只是,顧盼一直在張綰青心裏放火,張綰青強行熄滅的火苗兒,又冒出了劈裏啪啦的火星。黑暗中狂風肆虐,火星卻越燃越旺,借著風力,漸漸爆發出燎原之勢。

張綰青把話題拉回:“你哥怎麽了?”

顧盼想起來,她是要商量顧奇的事情:“他最近總吼,送他去醫院吧?”

張綰青眼窩本來就深,輪廓硬朗清晰的雙眼皮雖然皺著,依然靈動有神,說話的時候傳遞出一種悠遠沈穩的信號:“……他會不會不想去醫院?”

“那他想幹什麽?”

“可能和我一樣,想安樂死吧……”

張綰青用最平靜的語氣,說出了最殘酷的真相。

顧盼這才明白媽媽剛才提到安樂死的意思:“……這不行!媽,還是要救我哥!”

張綰青垂眼,一滴淚潤濕了整個眼眶:“肯定要救他,只是不知道,這是不是他想要的。反正,是我們想要的。”

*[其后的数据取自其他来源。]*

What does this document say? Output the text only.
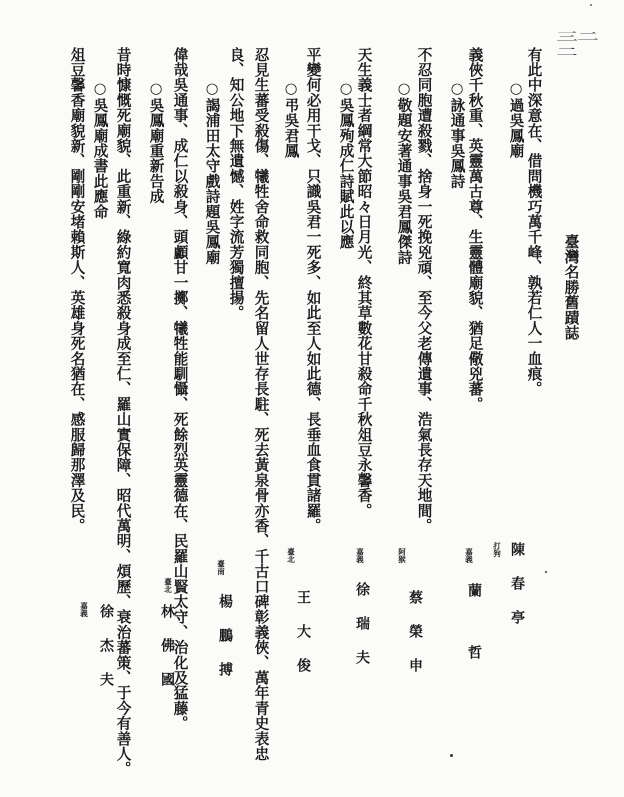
三二二
臺灣名勝舊蹟誌
有此中深意在、借問機巧萬千峰、孰若仁人一血痕。
○過吳鳳廟
義俠千秋重、英靈萬古尊、生靈體廟貌、猶足儆兇蕃。
○詠通事吳鳳詩
不忍同胞遭殺戮、捨身一死挽兇頑、至今父老傳遺事、浩氣長存天地間。
○敬題安著通事吳君鳳傑詩
天生義士者綱常大節昭々日月光、終其草數花甘殺命千秋俎豆永馨香。
○吳鳳殉成仁詩賦此以應
平變何必用干戈、只識吳君一死多、如此至人如此德、長垂血食貫諸羅。
○弔吳君鳳
忍見生蕃受殺傷、犧牲舍命救同胞、先名留人世存長駐、死去黃泉骨亦香、千古口碑彰義俠、萬年青史表忠
良、知公地下無遺憾、姓字流芳獨擅揚。
○謁浦田太守戲詩題吳鳳廟
偉哉吳通事、成仁以殺身、頭顱甘一擲、犧牲能馴懾、死餘烈英靈德在、民羅山賢太守、治化及猛藤。
○吳鳳廟重新告成
昔時慷慨死廟貌、此重新、綠約寬肉悉殺身成至仁、羅山實保障、昭代萬明、煩歷、衰治蕃策、于今有善人。
俎豆馨香廟貌新、剛剛安堵賴斯人、英雄身死名猶在、感服歸那澤及民。 ○吳鳳廟成書此應命
打狗 陳春亭
嘉義
蘭哲
阿猴
蔡榮申
嘉義
徐瑞夫
臺北
王大俊
臺南
楊鵬搏
臺北
林佛國
嘉義 徐杰夫
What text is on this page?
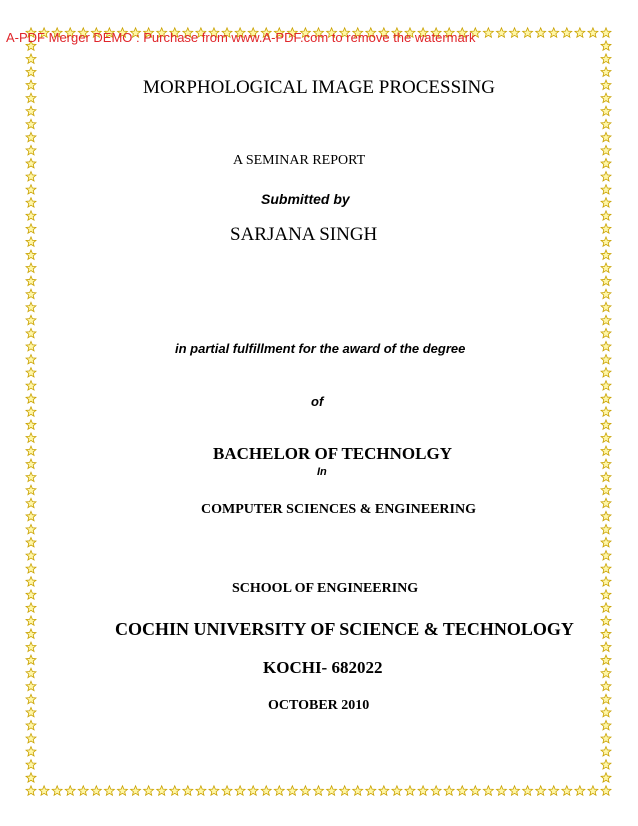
A-PDF Merger DEMO : Purchase from www.A-PDF.com to remove the watermark
MORPHOLOGICAL IMAGE PROCESSING
A SEMINAR REPORT
Submitted by
SARJANA SINGH
in partial fulfillment for the award of the degree
of
BACHELOR OF TECHNOLGY
In
COMPUTER SCIENCES & ENGINEERING
SCHOOL OF ENGINEERING
COCHIN UNIVERSITY OF SCIENCE & TECHNOLOGY
KOCHI- 682022
OCTOBER 2010
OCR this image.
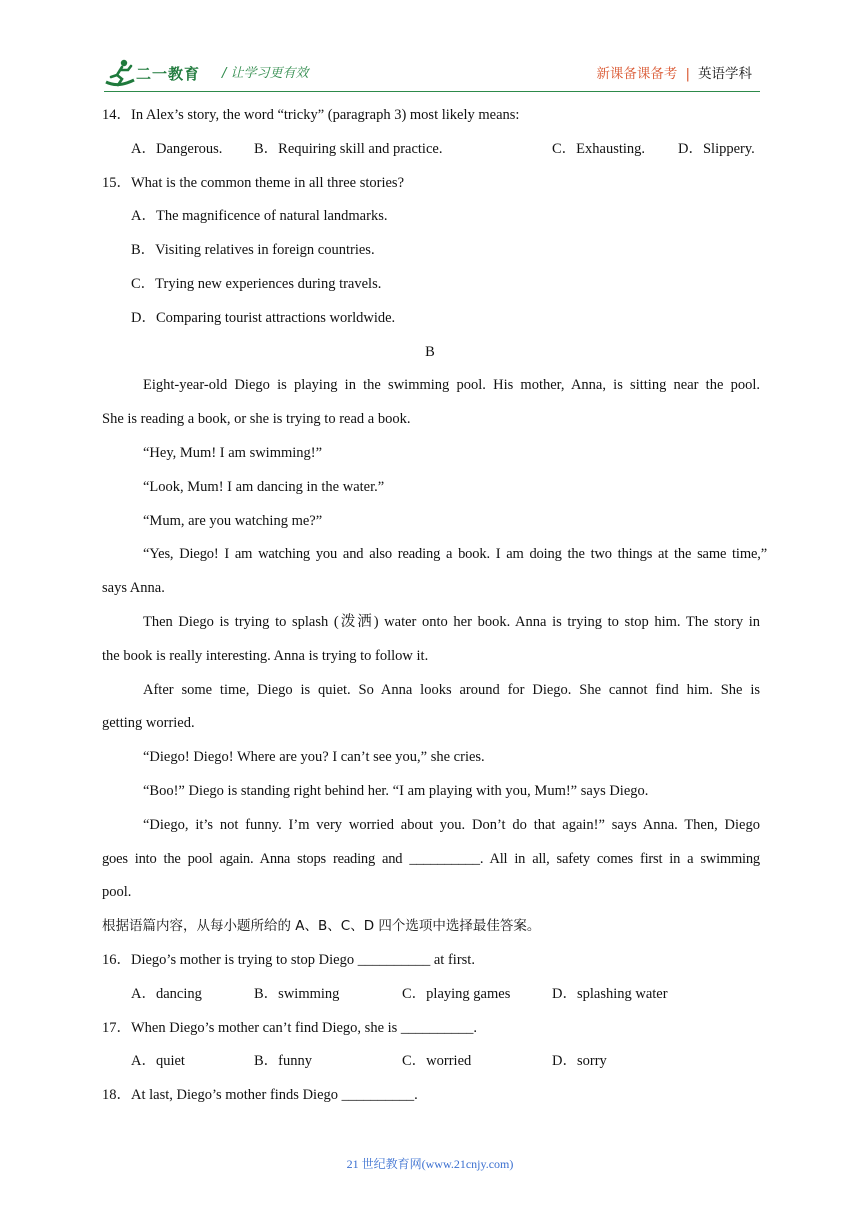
二一教育 / 让学习更有效	新课备课备考 | 英语学科
14．In Alex’s story, the word “tricky” (paragraph 3) most likely means:
A．Dangerous. B．Requiring skill and practice.	C．Exhausting. D．Slippery.
15．What is the common theme in all three stories?
A．The magnificence of natural landmarks.
B．Visiting relatives in foreign countries.
C．Trying new experiences during travels.
D．Comparing tourist attractions worldwide.
B
Eight-year-old Diego is playing in the swimming pool. His mother, Anna, is sitting near the pool.
She is reading a book, or she is trying to read a book.
“Hey, Mum! I am swimming!”
“Look, Mum! I am dancing in the water.”
“Mum, are you watching me?”
“Yes, Diego! I am watching you and also reading a book. I am doing the two things at the same time,”
says Anna.
Then Diego is trying to splash (泼洒) water onto her book. Anna is trying to stop him. The story in
the book is really interesting. Anna is trying to follow it.
After some time, Diego is quiet. So Anna looks around for Diego. She cannot find him. She is
getting worried.
“Diego! Diego! Where are you? I can’t see you,” she cries.
“Boo!” Diego is standing right behind her. “I am playing with you, Mum!” says Diego.
“Diego, it’s not funny. I’m very worried about you. Don’t do that again!” says Anna. Then, Diego
goes into the pool again. Anna stops reading and __________. All in all, safety comes first in a swimming
pool.
根据语篇内容，从每小题所给的 A、B、C、D 四个选项中选择最佳答案。
16．Diego’s mother is trying to stop Diego __________ at first.
A．dancing	B．swimming	C．playing games	D．splashing water
17．When Diego’s mother can’t find Diego, she is __________.
A．quiet	B．funny	C．worried	D．sorry
18．At last, Diego’s mother finds Diego __________.
21 世纪教育网(www.21cnjy.com)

畢竟,不管是張綰青還是顧盼,誰又能背負對親人見死不救的枷鎖?誰又能背負得起呢?

“還能怎麽辦?我們堅持了這麽久,難道現在放棄嗎?”

“不能……”

“那明天送他去醫院。”

“嗯。”

顧盼拿著紙巾,小心擦掉張綰青臉上半幹的淚漬,又抹上護膚乳,慢慢塗勻。

“盼盼,找個時間帶我去美容院吧?”

“嗯?好啊!”

前陣子,顧盼反覆勸張綰青去美容院處理眼睛下邊的斑,免得她天天對著鏡子嫌棄自己醜,可是張綰青偏不去,今天不知道怎麽又突然想通了。

“媽,你想通啦?”

“長斑了還是要盡早處理,時間長了,色素沈著,到時候想去掉也沒辦法了……”

萬一真的有藥了,她可以站起來出去玩兒了,可不能被臉上這塊斑煞了風景。這麽想著,張綰青臉上露出充滿希望的笑。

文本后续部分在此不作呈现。